İranlı Hamaney ABD’yi Ukrayna Krizi Nedeniyle Eleştirdi
İran'ın dini lideri Ayetullah Ali Hamaney, Salı günü yaptığı açıklamada, Ukrayna'daki savaşın durdurulması gerektiğini söyledi. Hamaney, açıklamasında, Amerika’nın "mafya benzeri rejimini" Ukrayna’daki çatışmayı yaratmakla suçladı.
Geçtiğimiz hafta ordusuyla Ukrayna'yı işgal eden Rusya, yıllardır Batı yaptırımları altında olan İran için stratejik bir ortak. Tahran ve Washington yıllardır birbiriyle düşmanken, İran ve Rusya ticari bağları derinleştirdi ve Suriye’deki savaşta müttefik oldu.
Televizyonda yayınlanan bir konuşmasında Hamaney, “Amerikan rejimi krizler yaratıyor, krizlerle yaşıyor ve dünyadaki çeşitli krizlerden besleniyor. Ukrayna bu politikanın bir başka kurbanı” dedi.
Hamaney, konuşmasında, “Bana göre Ukrayna, Amerika'nın hazırladığı krizlerin kurbanı” ifadesini kullandı.
Hamaney, “Buradan çıkarılacak iki ders var.

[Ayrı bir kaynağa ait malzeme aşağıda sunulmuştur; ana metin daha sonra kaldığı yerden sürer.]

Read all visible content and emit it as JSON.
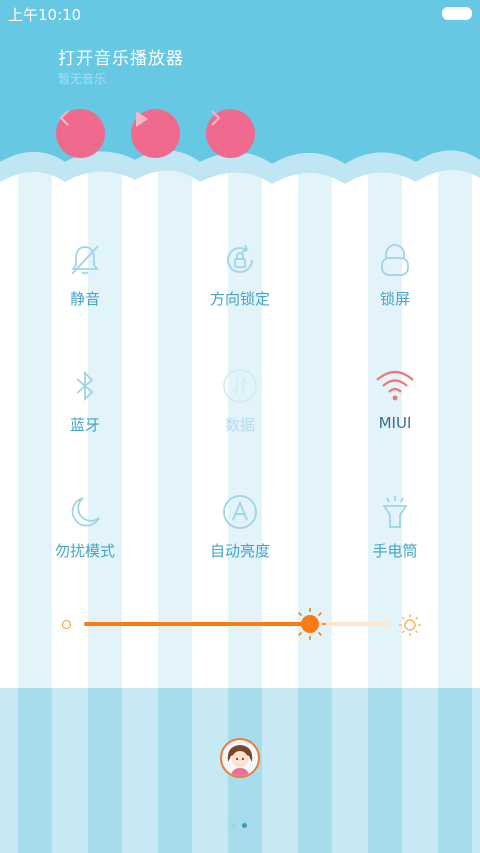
{
  "status_bar": {
    "time": "上午10:10"
  },
  "music": {
    "title": "打开音乐播放器",
    "subtitle": "暂无音乐",
    "controls": [
      "previous-icon",
      "play-icon",
      "next-icon"
    ]
  },
  "toggles": [
    {
      "label": "静音",
      "icon": "bell-mute-icon",
      "state": "off"
    },
    {
      "label": "方向锁定",
      "icon": "rotation-lock-icon",
      "state": "off"
    },
    {
      "label": "锁屏",
      "icon": "lock-icon",
      "state": "off"
    },
    {
      "label": "蓝牙",
      "icon": "bluetooth-icon",
      "state": "off"
    },
    {
      "label": "数据",
      "icon": "mobile-data-icon",
      "state": "disabled"
    },
    {
      "label": "MIUI",
      "icon": "wifi-icon",
      "state": "on"
    },
    {
      "label": "勿扰模式",
      "icon": "moon-icon",
      "state": "off"
    },
    {
      "label": "自动亮度",
      "icon": "auto-brightness-icon",
      "state": "off"
    },
    {
      "label": "手电筒",
      "icon": "flashlight-icon",
      "state": "off"
    }
  ],
  "brightness": {
    "level_percent": 74
  },
  "pager": {
    "pages": 2,
    "current": 2
  },
  "colors": {
    "header": "#67c8e3",
    "music_button": "#ef6a8d",
    "toggle_label": "#44a5c3",
    "wifi_active": "#f07575",
    "brightness": "#fb7c12"
  }
}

Amerika ve Batılı güçlerin desteğine bağımlı olan devletlerin, bu tür ülkelere güvenemeyeceklerini bilmeleri gerekiyor” diye ekledi.
Haberin devamı için tıklayın
ABD’den BM’deki Bir Rus Çalışanı Sınır Dışı Etme Girişimi
Birleşmiş Milletler Genel Sekreterliği Sözcüsü Stephane Dujarric, ABD’nin, Rusya vatandaşı bir Birleşmiş Milletler çalışanını sınır dışı etme kararıyla ilgili soruları yanıtladı. Sözcü Dujarric, söz konusu çalışanın kimliğiyle ilgili ayrıntı paylaşmayacağını belirterek, ABD’nin, BM-ABD Merkez Anlaşması’nın 13(b) maddesi uyarınca 28 Şubat’ta BM’ye resmi talepte bulunduğunu doğruladı.

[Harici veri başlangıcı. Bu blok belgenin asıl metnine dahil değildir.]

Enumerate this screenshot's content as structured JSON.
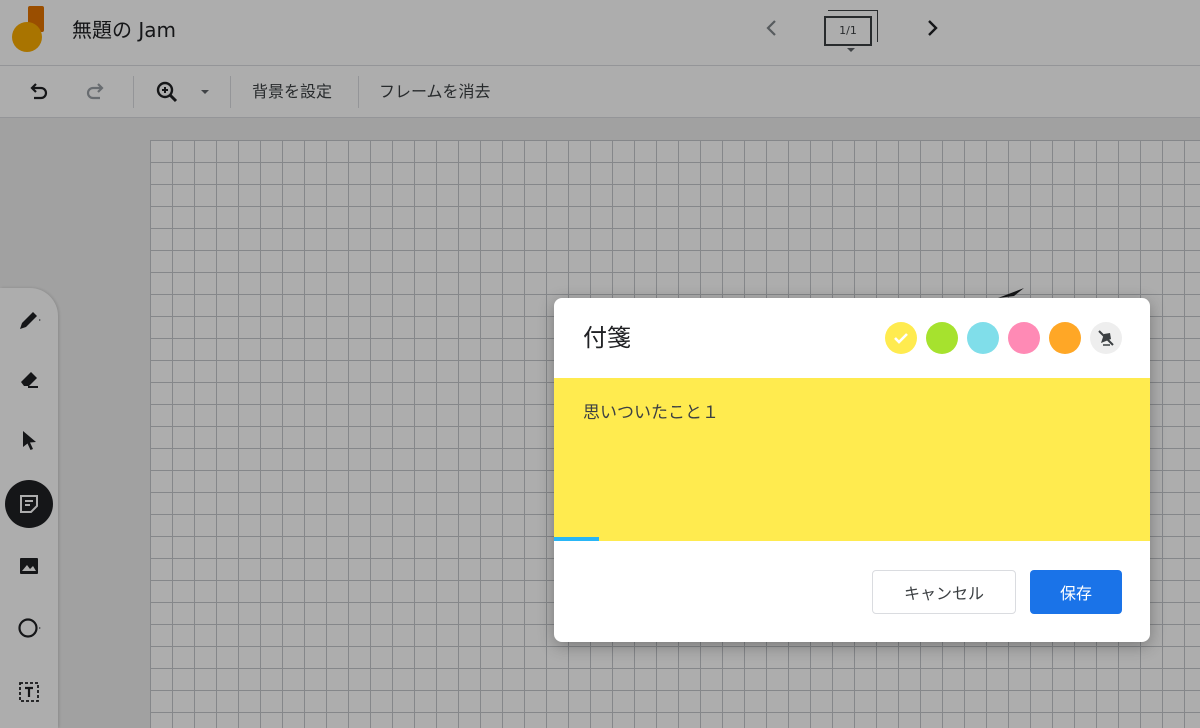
{
  "app": {
    "doc_title": "無題の Jam",
    "frame_counter": "1/1"
  },
  "toolbar": {
    "undo_icon": "undo-icon",
    "redo_icon": "redo-icon",
    "zoom_icon": "zoom-in-icon",
    "set_background_label": "背景を設定",
    "clear_frame_label": "フレームを消去"
  },
  "tools": [
    {
      "name": "pen",
      "icon": "pen-icon"
    },
    {
      "name": "eraser",
      "icon": "eraser-icon"
    },
    {
      "name": "select",
      "icon": "pointer-icon"
    },
    {
      "name": "sticky-note",
      "icon": "sticky-note-icon",
      "active": true
    },
    {
      "name": "image",
      "icon": "image-icon"
    },
    {
      "name": "shape",
      "icon": "circle-icon"
    },
    {
      "name": "text",
      "icon": "text-box-icon"
    }
  ],
  "dialog": {
    "title": "付箋",
    "note_text": "思いついたこと１",
    "note_color": "#ffeb4f",
    "swatches": [
      {
        "name": "yellow",
        "color": "#ffeb4f",
        "selected": true
      },
      {
        "name": "green",
        "color": "#a6e22e"
      },
      {
        "name": "cyan",
        "color": "#80deea"
      },
      {
        "name": "pink",
        "color": "#ff8ab5"
      },
      {
        "name": "orange",
        "color": "#ffa726"
      },
      {
        "name": "none",
        "color": "#eeeeee",
        "icon": "no-color-icon"
      }
    ],
    "progress": 0.075,
    "cancel_label": "キャンセル",
    "save_label": "保存"
  },
  "colors": {
    "accent": "#1a73e8",
    "progress": "#29b6f6",
    "active_tool": "#202124"
  }
}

“Bizler de kendimizi bu durum içinde bulduğumuz için üzgünüz” ifadelerini kullanan Dujarric, “ABD’de yaşama haklarını kötüye kullanan”, Birleşmiş Milletler’de görevli bir Rus istihbarat çalışanının sınırdışı edilme sürecinin başlatılması için Pazartesi günü ABD tarafından adım atıldığını belirtti.
Dujarric ayrıca, “Bu kararın anlaşılmasını daha da zorlaştıran şu ki; söz konusu personelin görevi 14 Mart’ta zaten bitecekti” dedi.
Amerika ayrıca Rusya’nın New York’taki BM Daimi Temsilciliği’nde görev yapan 12 diplomatın da “ulusal güvenlik” kaygıları nedeniyle ülkeden ayrılması kararı aldı. Rusya’nın BM Büyükelçisi Vassily Nebenzia, ABD’nin 12 Rus diplomatın ülkeden ayrılması yönündeki kararının “düşmanca” olduğunu savundu. Diplomatlara ABD’den ayrılmaları için 7 Mart’a kadar süre tanındığı belirtiliyor.